According to the decentralized finance (defi) protocol Crema Finance, the application was hacked on July 2, 2022. A Twitter account called “Solanafm” says the defi protocol lost around $6.7 million from the attack.
Crema Finance wrote on Saturday on their Twitter handle. “Our protocol seems to have just experienced a hacking. We temporarily suspended the program and are investigating it. Updates will be shared here ASAP.”
Crema Finance is a concentrated liquidity market maker (CLMM) algorithm built on top of Solana and the Twitter account @solanafm explained the defi app suffered an exploit. “On 2nd July, a vulnerability in the ticks account caused an exploit on Crema Finance for a total amount of $8,782,446,” Solanafm tweeted.
“We worked closely with the Crema team alongside [Ottersec] to break down the movement of the stolen funds following the exploit,” Solanafm added. Ottersec is a blockchain auditing firm that has audited various blockchain smart contracts and infrastructure.
Solanafm says that the hacker siphoned the funds via “6 flash loans on” the Solend Protocol. The attacker also leveraged the Wormhole Exchange to gather the stolen funds.
“Currently, all of the stolen funds are held in the hacker’s ETH wallet and [the] initial SOL wallet,” Solanafm’s Twitter thread concluded.
According to a blockchain auditing firm, OtterSec, the hacker used Solend flash loans to drain the protocol pools. The attacker first deployed their on-chain program, so they could use the flash loans.
Then they used the flash loans to call “three key instructions on the Crema contract: DepositFixTokenType, Claim, and WithdrawAllTokenTypes.” With these, they could deposit and withdraw the exact amount they deposited plus additional tokens.

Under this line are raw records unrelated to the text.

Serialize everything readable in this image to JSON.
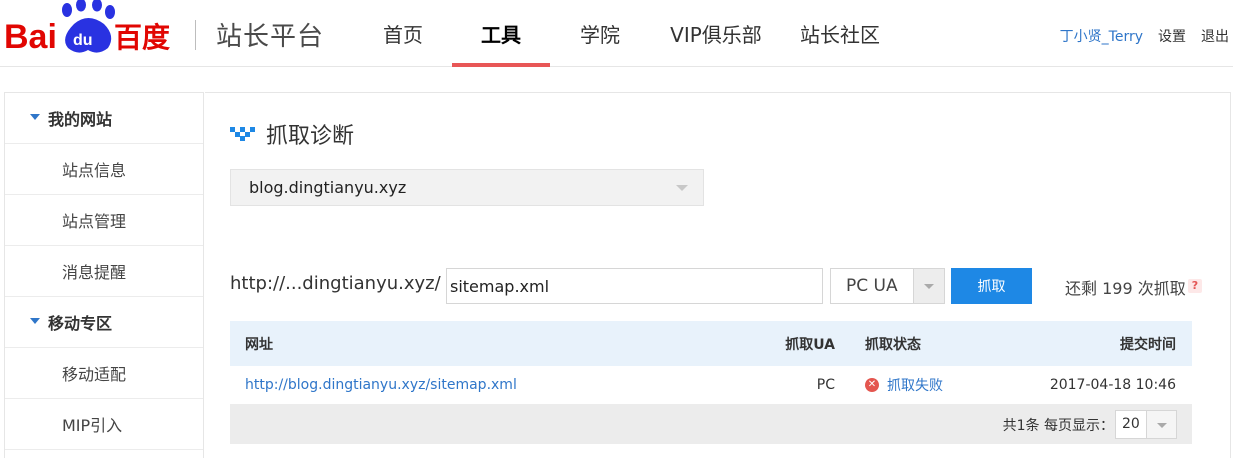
{
  "header": {
    "logo_text": "Baidu百度",
    "site_name": "站长平台",
    "nav": [
      {
        "label": "首页",
        "active": false
      },
      {
        "label": "工具",
        "active": true
      },
      {
        "label": "学院",
        "active": false
      },
      {
        "label": "VIP俱乐部",
        "active": false
      },
      {
        "label": "站长社区",
        "active": false
      }
    ],
    "user": {
      "name": "丁小贤_Terry",
      "settings": "设置",
      "logout": "退出"
    }
  },
  "sidebar": {
    "groups": [
      {
        "label": "我的网站",
        "items": [
          "站点信息",
          "站点管理",
          "消息提醒"
        ]
      },
      {
        "label": "移动专区",
        "items": [
          "移动适配",
          "MIP引入"
        ]
      }
    ]
  },
  "main": {
    "title": "抓取诊断",
    "site_select": "blog.dingtianyu.xyz",
    "url_prefix": "http://...dingtianyu.xyz/",
    "url_value": "sitemap.xml",
    "ua_label": "PC UA",
    "fetch_button": "抓取",
    "remaining": "还剩 199 次抓取",
    "help": "?",
    "table": {
      "headers": {
        "url": "网址",
        "ua": "抓取UA",
        "status": "抓取状态",
        "time": "提交时间"
      },
      "rows": [
        {
          "url": "http://blog.dingtianyu.xyz/sitemap.xml",
          "ua": "PC",
          "status": "抓取失败",
          "time": "2017-04-18 10:46"
        }
      ],
      "footer": {
        "summary": "共1条  每页显示：",
        "page_size": "20"
      }
    }
  },
  "colors": {
    "brand_red": "#e10602",
    "brand_blue": "#2932e1",
    "accent": "#1e88e5",
    "link": "#2f76c9",
    "nav_underline": "#e85656",
    "error": "#e4564f"
  }
}
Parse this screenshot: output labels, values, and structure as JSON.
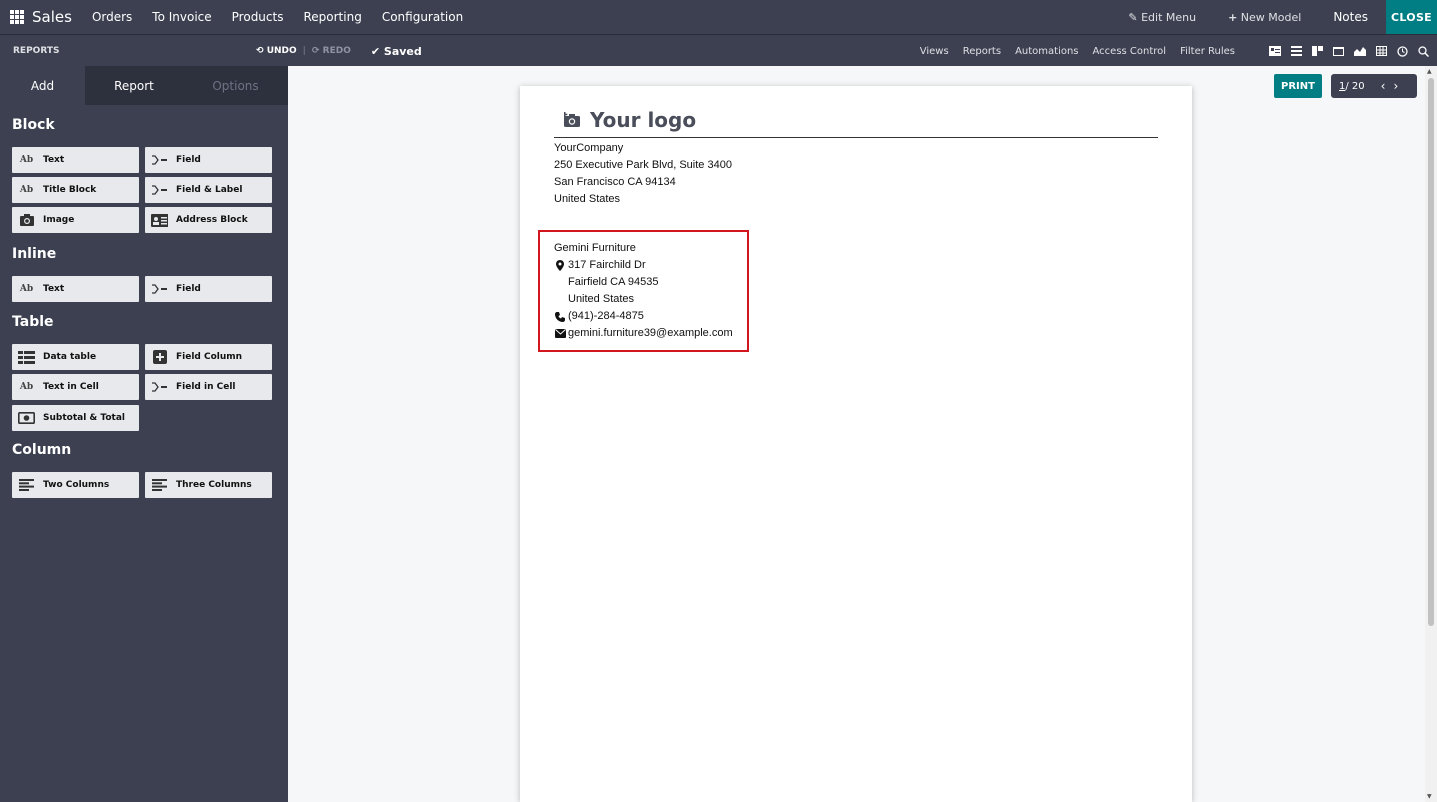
{
  "topnav": {
    "app_name": "Sales",
    "menu": [
      "Orders",
      "To Invoice",
      "Products",
      "Reporting",
      "Configuration"
    ],
    "edit_menu": "Edit Menu",
    "new_model": "New Model",
    "notes": "Notes",
    "close": "CLOSE"
  },
  "subbar": {
    "crumb": "REPORTS",
    "undo": "UNDO",
    "redo": "REDO",
    "saved": "Saved",
    "links": [
      "Views",
      "Reports",
      "Automations",
      "Access Control",
      "Filter Rules"
    ]
  },
  "sidebar": {
    "tabs": [
      "Add",
      "Report",
      "Options"
    ],
    "sections": {
      "block": "Block",
      "inline": "Inline",
      "table": "Table",
      "column": "Column"
    },
    "block_items": [
      "Text",
      "Field",
      "Title Block",
      "Field & Label",
      "Image",
      "Address Block"
    ],
    "inline_items": [
      "Text",
      "Field"
    ],
    "table_items": [
      "Data table",
      "Field Column",
      "Text in Cell",
      "Field in Cell",
      "Subtotal & Total"
    ],
    "column_items": [
      "Two Columns",
      "Three Columns"
    ],
    "icon_text": "Ab"
  },
  "report": {
    "logo_text": "Your logo",
    "company_lines": [
      "YourCompany",
      "250 Executive Park Blvd, Suite 3400",
      "San Francisco CA 94134",
      "United States"
    ],
    "customer": {
      "name": "Gemini Furniture",
      "street": "317 Fairchild Dr",
      "city": "Fairfield CA 94535",
      "country": "United States",
      "phone": "(941)-284-4875",
      "email": "gemini.furniture39@example.com"
    }
  },
  "controls": {
    "print": "PRINT",
    "pager_current": "1",
    "pager_total": "/ 20"
  },
  "colors": {
    "nav_bg": "#3c4050",
    "accent": "#017e84",
    "highlight_border": "#d2161d"
  }
}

Hacker remains unidentified
Unfortunately, the hacker’s identity remains unknown, as they disabled the program immediately after the exploit. Additionally, the co-founder of Crema Finance, Henry Du, confirmed that an investigation had started.
The Crema team has also reached out to the hacker via an on-chain message to the hacker’s Ethereum address.
The address that allegedly belongs to the hacker has been blacklisted, offering the bad actor an $800,000 bounty. Whoever hijacked the protocol has 72 hours to come forward to become a white hat. Otherwise, Crema Finance threatens to contact law enforcement officials and start an official investigation to identify the hacker.
Crema Finance just raised $5.4 million
The attack comes only two weeks after Crema Finance raised $5.4 million in a private funding round. Qiming Venture Partners led the funding round, which also included Everest Ventures Group, AGE Fund, Big Brain Holdings, Summer Capital, etc.
Crema Finance is not related to Cream Finance, the decentralized finance protocol that lost over $100 million to flash loan attacks in 2021.
Conclusion
The Solana network has had it rough this year with the series of hacks and exploits on the chain itself. The protocols built on it have suffered. According to a report by Atlas VPN, the Solana ecosystem suffered five hack attacks in 2022 Q1 at the cost of $397 million. The Wormhole hack was the most significant, as it resulted in a loss of $334 million. Also, this year, hackers carted away over $52 million through the hack of Cashio, a Solana-based stablecoin project.
Solana Ecosystem should work on its security as the rate of hacks increases and this might prevent investors from investing in the ecosystem or even withdrawing their remaining investment since it seems they lack security.